Volume Expansion: 15.5cm Sphere Heated from 40°C to 210°C

[ISU20CpreE]

A quartz sphere is 15.5 cm in diameter. What will be its change in
volume if it is heated from 40°C to 210°C?
Ok so what I did was use the diameter of the sphere and use the volume formula of the sphere and I got 15598.53 cm^3. Then what I did was use this formula \Delta(V) = \beta V_o\Delta(T) knowing this formula I plug in the informationg given in the problem, but the part I don't understand is if its \Delta(T) shouldn't it be the final tamperature minus the initial? Giving me 170 C. I can't do that part I need help.

 

[HallsofIvy]

Yes, \Delta(T) is the change in temperature, 170 degrees Centigrade. What do you mean you "can't do that part"? Have you looked up \beta for quartz?

 

[ISU20CpreE]

Yes, \Delta(T) is the change in temperature, 170 degrees Centigrade. What do you mean you "can't do that part"? Have you looked up \beta for quartz?

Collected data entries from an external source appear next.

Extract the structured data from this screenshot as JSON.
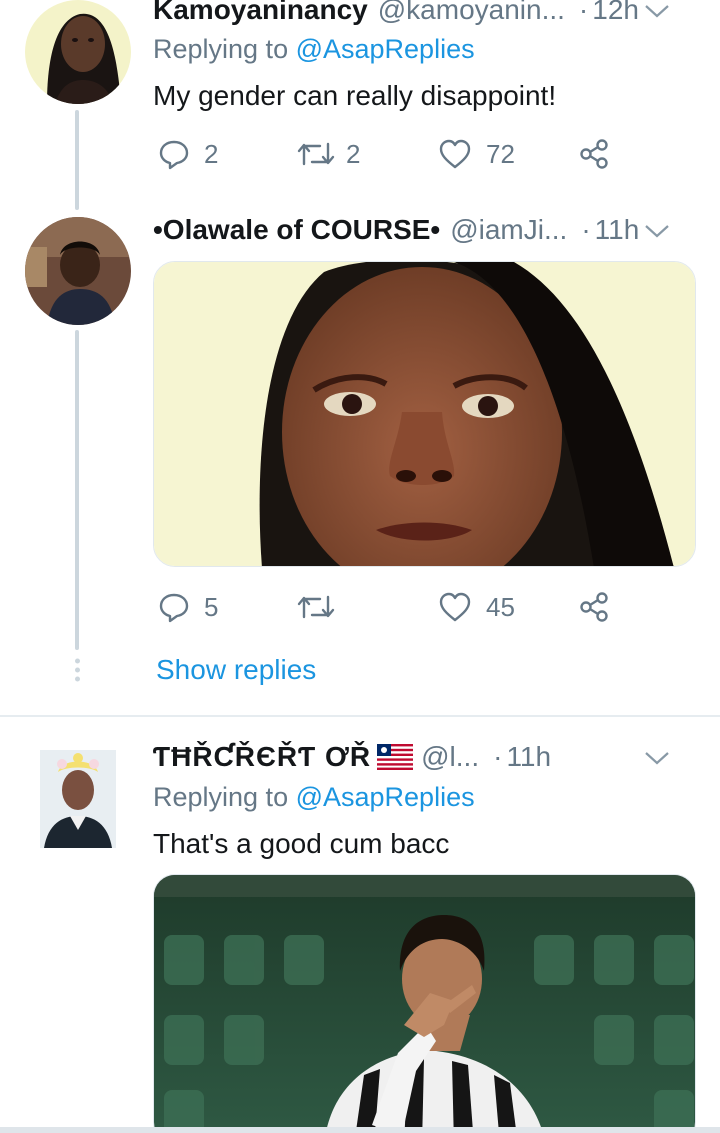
{
  "tweets": [
    {
      "name": "Kamoyaninancy",
      "handle": "@kamoyanin...",
      "dot": "·",
      "time": "12h",
      "replying_prefix": "Replying to ",
      "replying_to": "@AsapReplies",
      "text": "My gender can really disappoint!",
      "replies": "2",
      "retweets": "2",
      "likes": "72"
    },
    {
      "name": "•Olawale of COURSE•",
      "handle": "@iamJi...",
      "dot": "·",
      "time": "11h",
      "replies": "5",
      "retweets": "",
      "likes": "45",
      "show_replies": "Show replies"
    },
    {
      "name": "ƬĦŘƇŘЄŘƬ ƠŘ",
      "handle": "@l...",
      "dot": "·",
      "time": "11h",
      "replying_prefix": "Replying to ",
      "replying_to": "@AsapReplies",
      "text": "That's a good cum bacc"
    }
  ],
  "colors": {
    "accent": "#1b95e0",
    "secondary_text": "#657786",
    "primary_text": "#14171a",
    "thread_line": "#ccd6dd"
  },
  "icons": {
    "reply": "reply-icon",
    "retweet": "retweet-icon",
    "like": "heart-icon",
    "share": "share-icon",
    "caret": "chevron-down-icon",
    "flag": "liberia-flag-icon"
  }
}
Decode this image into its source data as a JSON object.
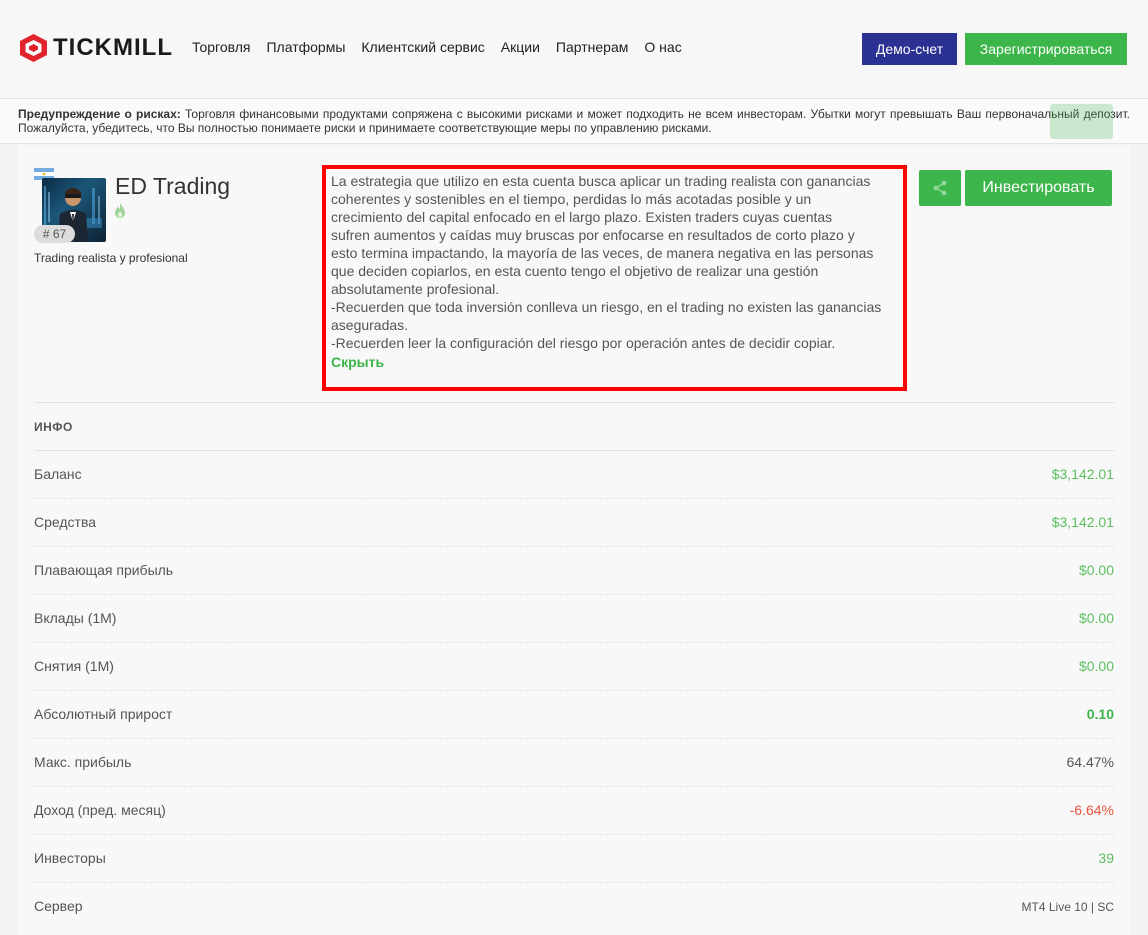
{
  "header": {
    "logo_text": "TICKMILL",
    "nav": [
      "Торговля",
      "Платформы",
      "Клиентский сервис",
      "Акции",
      "Партнерам",
      "О нас"
    ],
    "demo_label": "Демо-счет",
    "register_label": "Зарегистрироваться"
  },
  "risk": {
    "title": "Предупреждение о рисках:",
    "text": "Торговля финансовыми продуктами сопряжена с высокими рисками и может подходить не всем инвесторам. Убытки могут превышать Ваш первоначальный депозит. Пожалуйста, убедитесь, что Вы полностью понимаете риски и принимаете соответствующие меры по управлению рисками."
  },
  "trader": {
    "name": "ED Trading",
    "rank": "# 67",
    "subtitle": "Trading realista y profesional",
    "flag": "argentina-flag",
    "description_lines": [
      "La estrategia que utilizo en esta cuenta busca aplicar un trading realista con ganancias",
      "coherentes y sostenibles en el tiempo, perdidas lo más acotadas posible y un",
      "crecimiento del capital enfocado en el largo plazo. Existen traders cuyas cuentas",
      "sufren aumentos y caídas muy bruscas por enfocarse en resultados de corto plazo y",
      "esto termina impactando, la mayoría de las veces, de manera negativa en las personas",
      "que deciden copiarlos, en esta cuento tengo el objetivo de realizar una gestión",
      "absolutamente profesional.",
      "-Recuerden que toda inversión conlleva un riesgo, en el trading no existen las ganancias",
      "aseguradas.",
      "-Recuerden leer la configuración del riesgo por operación antes de decidir copiar."
    ],
    "hide_label": "Скрыть",
    "invest_label": "Инвестировать"
  },
  "info": {
    "heading": "ИНФО",
    "rows": [
      {
        "label": "Баланс",
        "value": "$3,142.01",
        "style": "v-green"
      },
      {
        "label": "Средства",
        "value": "$3,142.01",
        "style": "v-green"
      },
      {
        "label": "Плавающая прибыль",
        "value": "$0.00",
        "style": "v-green"
      },
      {
        "label": "Вклады (1M)",
        "value": "$0.00",
        "style": "v-green"
      },
      {
        "label": "Снятия (1M)",
        "value": "$0.00",
        "style": "v-green"
      },
      {
        "label": "Абсолютный прирост",
        "value": "0.10",
        "style": "v-bold"
      },
      {
        "label": "Макс. прибыль",
        "value": "64.47%",
        "style": "v-gray"
      },
      {
        "label": "Доход (пред. месяц)",
        "value": "-6.64%",
        "style": "v-red"
      },
      {
        "label": "Инвесторы",
        "value": "39",
        "style": "v-green"
      },
      {
        "label": "Сервер",
        "value": "MT4 Live 10 | SC",
        "style": "v-small"
      }
    ]
  },
  "colors": {
    "brand_green": "#3cb54a",
    "brand_navy": "#2b3192",
    "logo_red": "#e0232b",
    "negative": "#e8533b",
    "highlight_border": "#ff0000"
  }
}
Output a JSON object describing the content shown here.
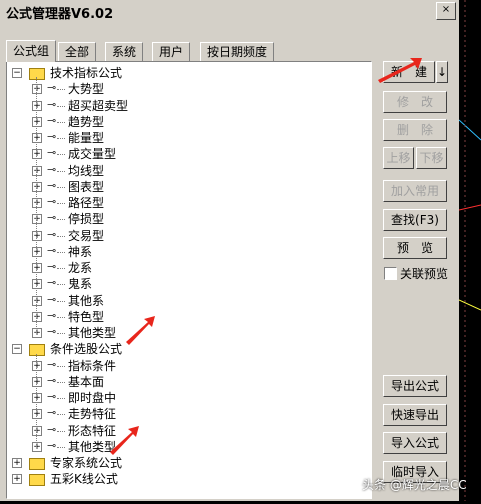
{
  "window": {
    "title": "公式管理器V6.02",
    "close_label": "×"
  },
  "tabs": [
    {
      "label": "公式组"
    },
    {
      "label": "全部"
    },
    {
      "label": "系统"
    },
    {
      "label": "用户"
    },
    {
      "label": "按日期频度"
    }
  ],
  "tree": {
    "groups": [
      {
        "label": "技术指标公式",
        "expanded": true,
        "children": [
          "大势型",
          "超买超卖型",
          "趋势型",
          "能量型",
          "成交量型",
          "均线型",
          "图表型",
          "路径型",
          "停损型",
          "交易型",
          "神系",
          "龙系",
          "鬼系",
          "其他系",
          "特色型",
          "其他类型"
        ]
      },
      {
        "label": "条件选股公式",
        "expanded": true,
        "children": [
          "指标条件",
          "基本面",
          "即时盘中",
          "走势特征",
          "形态特征",
          "其他类型"
        ]
      },
      {
        "label": "专家系统公式",
        "expanded": false,
        "children": []
      },
      {
        "label": "五彩K线公式",
        "expanded": false,
        "children": []
      }
    ]
  },
  "buttons": {
    "new": "新　建",
    "new_dropdown": "↓",
    "modify": "修　改",
    "delete": "删　除",
    "move_up": "上移",
    "move_down": "下移",
    "add_common": "加入常用",
    "find": "查找(F3)",
    "preview": "预　览",
    "linked_preview": "关联预览",
    "export": "导出公式",
    "quick_export": "快速导出",
    "import": "导入公式",
    "temp_import": "临时导入"
  },
  "watermark": "头条 @辉光之晨CC",
  "colors": {
    "annotation_arrow": "#e8261c",
    "folder": "#ffd94a",
    "disabled_text": "#a0a0a0"
  }
}
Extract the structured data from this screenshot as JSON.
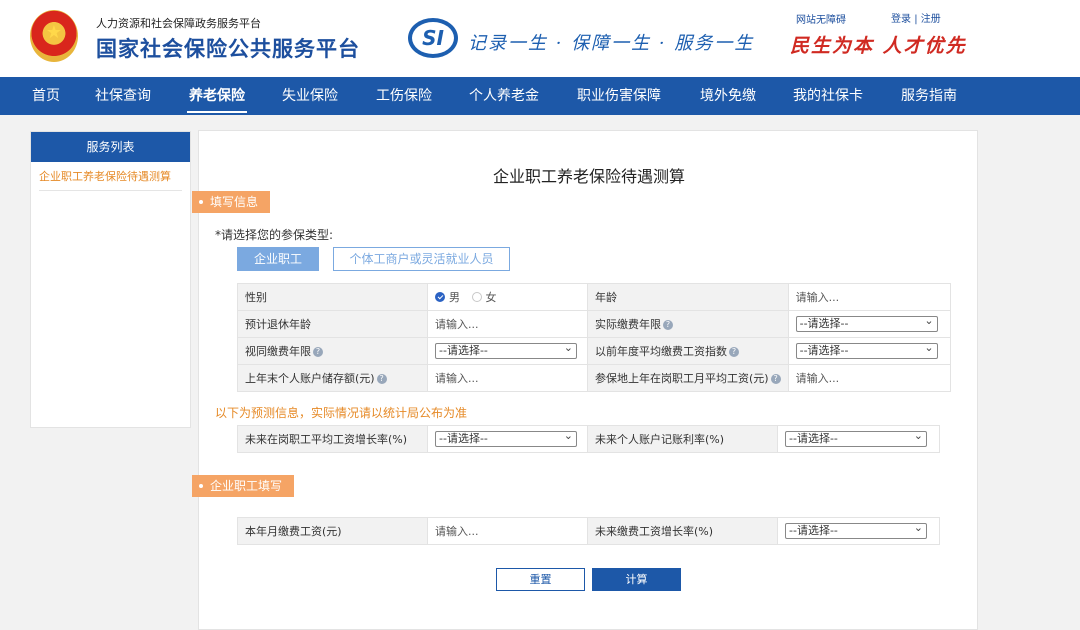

YEs i did but i really can't get the answer the Beta for quartz is 0.000001 i don't get the answer right. What can i do?

 

[ISU20CpreE]

YEs i did but i really can't get the answer the Beta for quartz is 0.000001 i don't get the answer right. What can i do?

I get 2.65 cm^3 as an answer.

 

[ISU20CpreE]

I get 2.65 cm^3 as an answer.

is this answer corect?